Let's see.....DLLs were first developed with the C (C++ wasn't around
yet) methods I talked about. There are two ways to get your program to
access a library like that: static and dynamic. The first means
supplying the linker with the name of your DLL, so that it's in the
*.exe file and is loaded when the *.exe file is. The second means that
you call a system API function in your program and pass it the name of
the DLL. In either case, you supply only the name of the library, not
a path to it. The OS searches for it in the normal places: current
directory, directory where the EXE lives, \windows, \windows\system,
directories in the PATH environment variable, I forget the exact spec.
Once the library is found, the program has to know the names (or
numbers) of the functions in it, the parameters expected by each, and
the values that will be returned. As I said before, the core windows
libraries (user32.dll, system32.dll, kernel32.dll) work this way and
have since at least Windows 3.0, when they didn't have the "32"
suffix.
ActiveX/Com servers let the calling program find out a lot of this
stuff for itself.

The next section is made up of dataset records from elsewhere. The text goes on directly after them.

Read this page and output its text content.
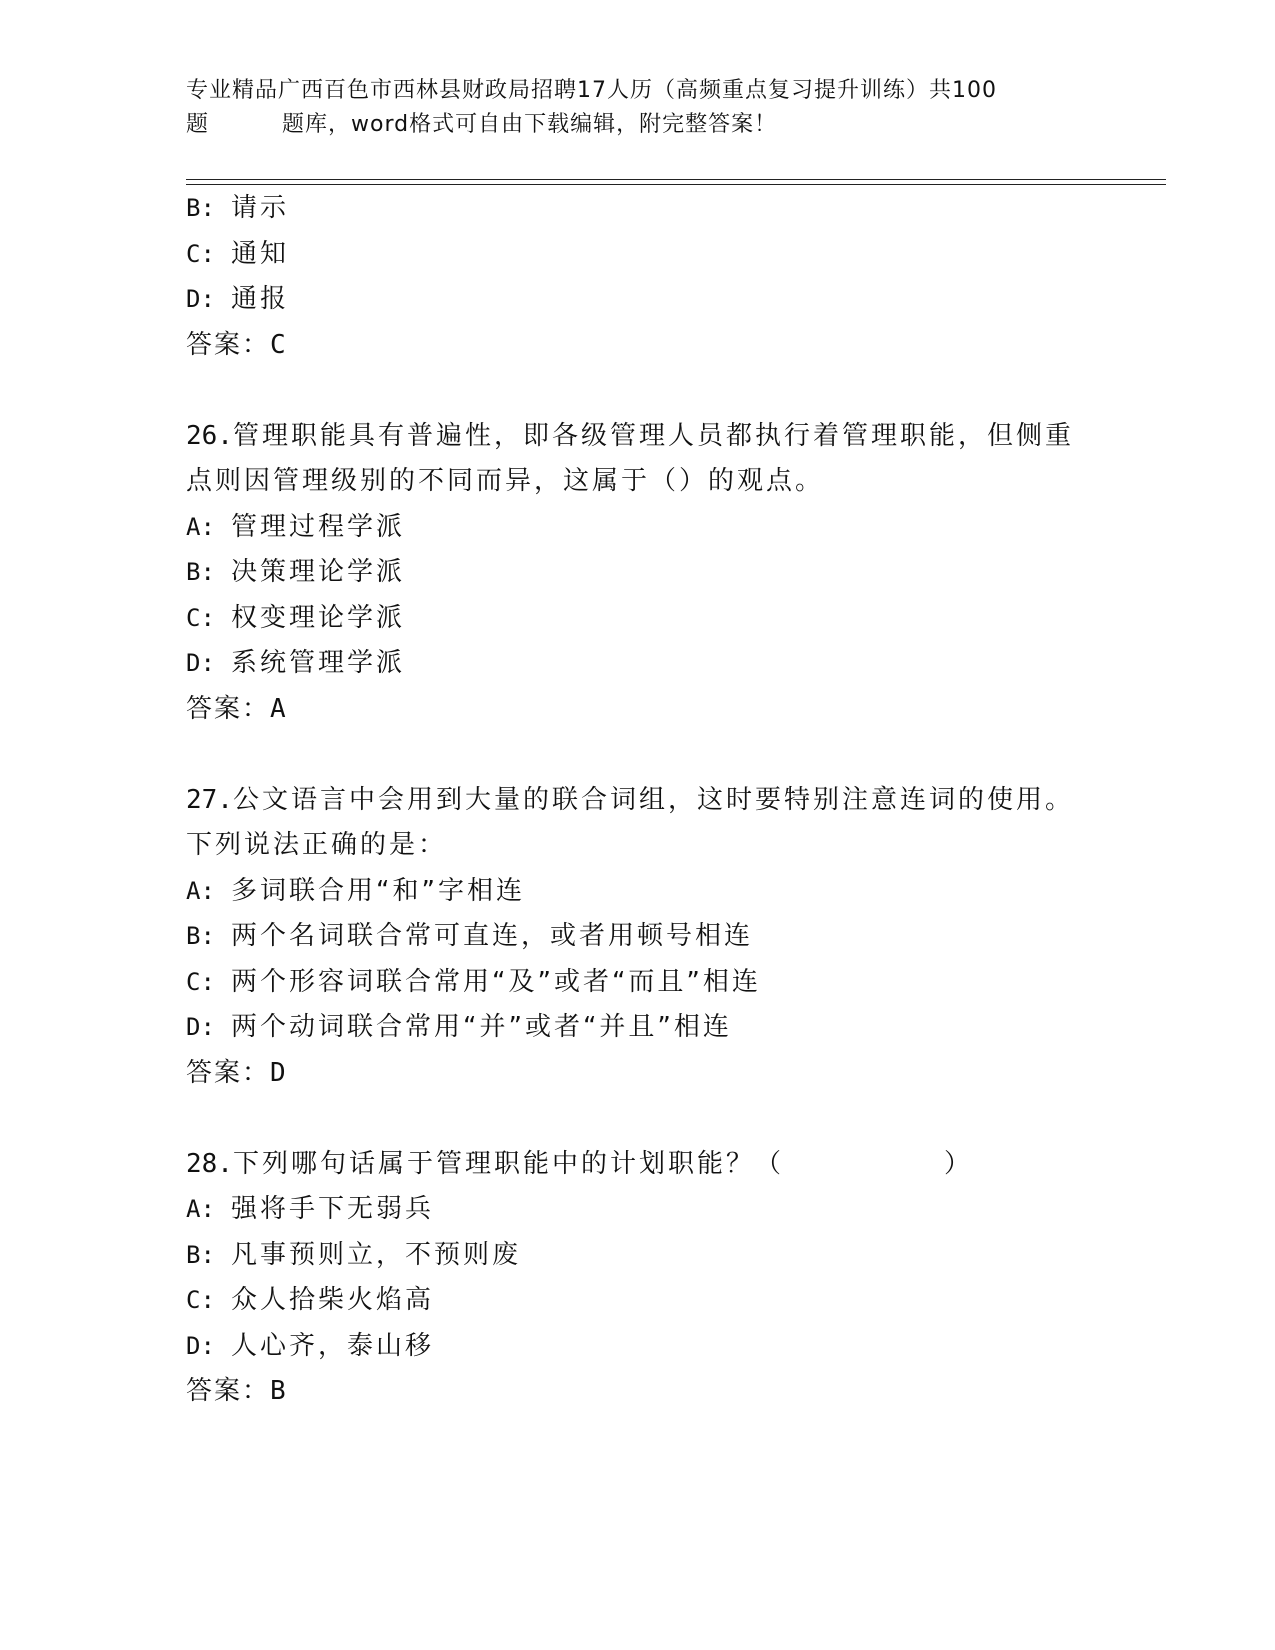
专业精品广西百色市西林县财政局招聘17人历（高频重点复习提升训练）共100
题	题库，word格式可自由下载编辑，附完整答案！
B: 请示
C: 通知
D: 通报
答案：C
26.管理职能具有普遍性，即各级管理人员都执行着管理职能，但侧重
点则因管理级别的不同而异，这属于（）的观点。
A: 管理过程学派
B: 决策理论学派
C: 权变理论学派
D: 系统管理学派
答案：A
27.公文语言中会用到大量的联合词组，这时要特别注意连词的使用。
下列说法正确的是：
A: 多词联合用“和”字相连
B: 两个名词联合常可直连，或者用顿号相连
C: 两个形容词联合常用“及”或者“而且”相连
D: 两个动词联合常用“并”或者“并且”相连
答案：D
28.下列哪句话属于管理职能中的计划职能？（	）
A: 强将手下无弱兵
B: 凡事预则立，不预则废
C: 众人拾柴火焰高
D: 人心齐，泰山移
答案：B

The caller calls an API specifying the name of the
server DLL. That's looked up in the registry, which yields the
library's location. It doesn't have to be along the search hierarchy
that I gave in the previous paragraph, the registry entry will point
to it wherever it is. There are a couple of functions that each COM or
ActiveX server must have, the caller will invoke those to get names,
arguments, and return values for all included functions. ASP pages are
written in VBScript (sometimes Javascript, but usually VBScript). This
kind of self-documentation makes it easier for a lightweight,
dynamically interpreted language to use libraries.